Elle éclata. C’était lui la faute qu’une pareille chose lui arrivait. Il n’avait qu’à ne pas la retenir. À présent, elle était moins que rien ; elle découchait, elle était obligée de passer la nuit dans le bois. Les garces au moins ont leurs lits. Et amenée par le mot à d’autres idées, elle lui reprocha de l’avoir traitée comme toutes les salopes auxquelles il était habitué. Il avait eu des fréquentations malpropres.

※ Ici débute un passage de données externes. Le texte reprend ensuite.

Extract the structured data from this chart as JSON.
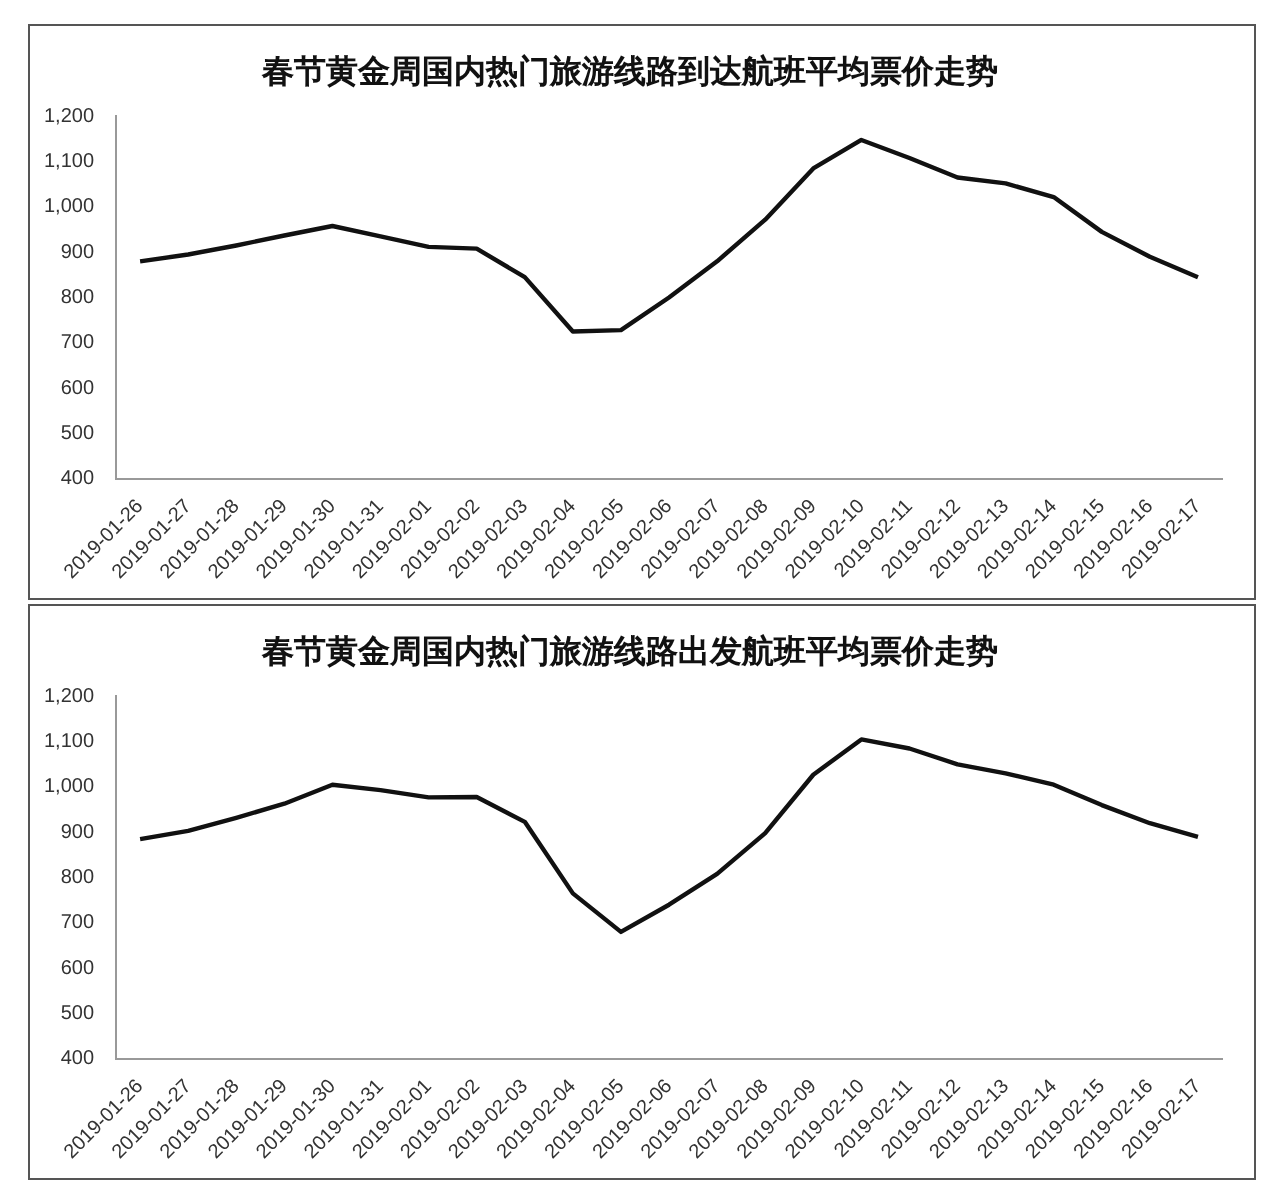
{
  "chart_data": [
    {
      "type": "line",
      "title": "春节黄金周国内热门旅游线路到达航班平均票价走势",
      "categories": [
        "2019-01-26",
        "2019-01-27",
        "2019-01-28",
        "2019-01-29",
        "2019-01-30",
        "2019-01-31",
        "2019-02-01",
        "2019-02-02",
        "2019-02-03",
        "2019-02-04",
        "2019-02-05",
        "2019-02-06",
        "2019-02-07",
        "2019-02-08",
        "2019-02-09",
        "2019-02-10",
        "2019-02-11",
        "2019-02-12",
        "2019-02-13",
        "2019-02-14",
        "2019-02-15",
        "2019-02-16",
        "2019-02-17"
      ],
      "series": [
        {
          "color": "#111111",
          "values": [
            880,
            895,
            915,
            937,
            958,
            935,
            912,
            908,
            845,
            725,
            728,
            800,
            880,
            972,
            1085,
            1148,
            1108,
            1065,
            1052,
            1022,
            945,
            890,
            845
          ]
        }
      ],
      "ylim": [
        400,
        1200
      ],
      "yticks": [
        400,
        500,
        600,
        700,
        800,
        900,
        {
          "value": 1000,
          "label": "1,000"
        },
        {
          "value": 1100,
          "label": "1,100"
        },
        {
          "value": 1200,
          "label": "1,200"
        }
      ],
      "grid": false,
      "legend": false,
      "marker": "none",
      "line_style": "solid"
    },
    {
      "type": "line",
      "title": "春节黄金周国内热门旅游线路出发航班平均票价走势",
      "categories": [
        "2019-01-26",
        "2019-01-27",
        "2019-01-28",
        "2019-01-29",
        "2019-01-30",
        "2019-01-31",
        "2019-02-01",
        "2019-02-02",
        "2019-02-03",
        "2019-02-04",
        "2019-02-05",
        "2019-02-06",
        "2019-02-07",
        "2019-02-08",
        "2019-02-09",
        "2019-02-10",
        "2019-02-11",
        "2019-02-12",
        "2019-02-13",
        "2019-02-14",
        "2019-02-15",
        "2019-02-16",
        "2019-02-17"
      ],
      "series": [
        {
          "color": "#111111",
          "values": [
            885,
            903,
            932,
            963,
            1005,
            993,
            977,
            978,
            923,
            765,
            680,
            740,
            808,
            898,
            1027,
            1105,
            1085,
            1050,
            1030,
            1005,
            960,
            920,
            890
          ]
        }
      ],
      "ylim": [
        400,
        1200
      ],
      "yticks": [
        400,
        500,
        600,
        700,
        800,
        900,
        {
          "value": 1000,
          "label": "1,000"
        },
        {
          "value": 1100,
          "label": "1,100"
        },
        {
          "value": 1200,
          "label": "1,200"
        }
      ],
      "grid": false,
      "legend": false,
      "marker": "none",
      "line_style": "solid"
    }
  ]
}
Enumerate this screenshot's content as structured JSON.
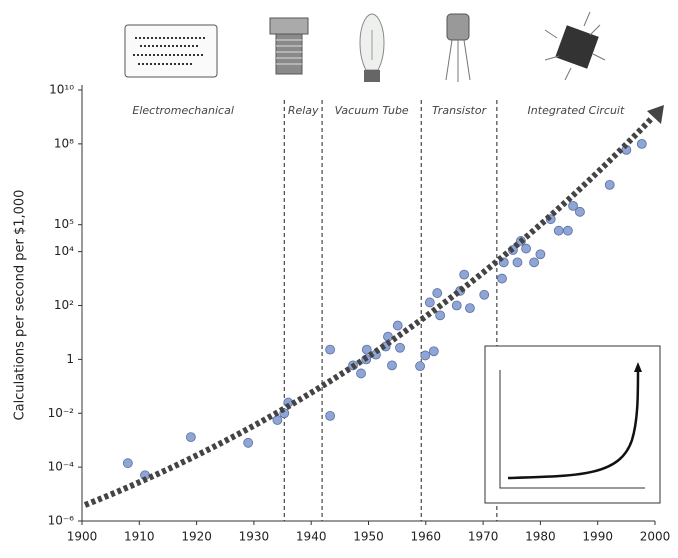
{
  "chart_data": {
    "type": "scatter",
    "ylabel": "Calculations per second per $1,000",
    "x": [
      1908,
      1911,
      1919,
      1929,
      1934.1,
      1935.3,
      1936,
      1943.3,
      1943.3,
      1947.3,
      1948.7,
      1949.6,
      1949.7,
      1951.3,
      1953,
      1953.4,
      1954.1,
      1955.1,
      1955.5,
      1959,
      1959.9,
      1960.7,
      1961.4,
      1962,
      1962.5,
      1965.4,
      1966,
      1966.7,
      1967.7,
      1970.2,
      1973.3,
      1973.6,
      1975.2,
      1976,
      1976.6,
      1977.5,
      1978.9,
      1980,
      1981.8,
      1983.2,
      1984.8,
      1985.7,
      1986.9,
      1992.1,
      1995,
      1997.7
    ],
    "values": [
      0.00014,
      5e-05,
      0.0013,
      0.0008,
      0.0056,
      0.01,
      0.025,
      0.008,
      2.3,
      0.6,
      0.3,
      1,
      2.3,
      1.5,
      3,
      7,
      0.6,
      18,
      2.7,
      0.56,
      1.4,
      130,
      2,
      290,
      43,
      100,
      350,
      1400,
      80,
      250,
      1000,
      4000,
      11500,
      4000,
      25000,
      13000,
      4000,
      8000,
      160000,
      60000,
      60000,
      500000,
      300000,
      3000000,
      60000000,
      100000000
    ],
    "color": "#8ea5d6",
    "xlim": [
      1900,
      2000
    ],
    "xticks": [
      1900,
      1910,
      1920,
      1930,
      1940,
      1950,
      1960,
      1970,
      1980,
      1990,
      2000
    ],
    "ylim": [
      1e-06,
      10000000000
    ],
    "log_y": true,
    "yticks": [
      {
        "value": 1e-06,
        "label": "10⁻⁶"
      },
      {
        "value": 0.0001,
        "label": "10⁻⁴"
      },
      {
        "value": 0.01,
        "label": "10⁻²"
      },
      1,
      {
        "value": 100,
        "label": "10²"
      },
      {
        "value": 10000,
        "label": "10⁴"
      },
      {
        "value": 100000,
        "label": "10⁵"
      },
      {
        "value": 100000000,
        "label": "10⁸"
      },
      {
        "value": 10000000000,
        "label": "10¹⁰"
      }
    ],
    "era_boundaries": [
      1935.3,
      1941.9,
      1959.2,
      1972.4
    ],
    "eras": [
      "Electromechanical",
      "Relay",
      "Vacuum Tube",
      "Transistor",
      "Integrated Circuit"
    ]
  }
}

Ça se voyait bien. Sans ça, il l’aurait respectée, etc.

Il répondit une parole courte, terrible :

— T’avais qu’à pas t’laisser faire !

Cette férocité froide l’abattit. Il l’insultait à présent, plus tard il la frapperait sans doute ? Elle eut des larmes.

Il céda à un bon mouvement alors et s’assit auprès d’elle.

— Voyons, Germaine, tu diras à t’papa,…

Elle l’interrompit net :

— On ne s’vena plus. C’est fini.

Hein ? Qu’est-ce qu’elle disait ? Il demeura un instant immobile. Cette parole résolue l’avait étourdi comme une tapée de crosse. Enfin, il se leva, marcha à elle.

— Que je n’te voie plus, Germaine ?

Il tendait le cou, les yeux convulsés, comprimant sa poitrine de ses deux mains crispées. Il continua :

— Que je n’te voie plus ! Et c’est toi, Germaine, qu’as dit ça ! Tiens ! si c’était vrai, ben là ! je t’prendrais par le cou, comme ça, et j’te…

Il n’acheva pas. Elle avait poussé un cri.

Alors il tomba sur elle, les bras ouverts, hoquetant, secoué d’une énorme défaillance.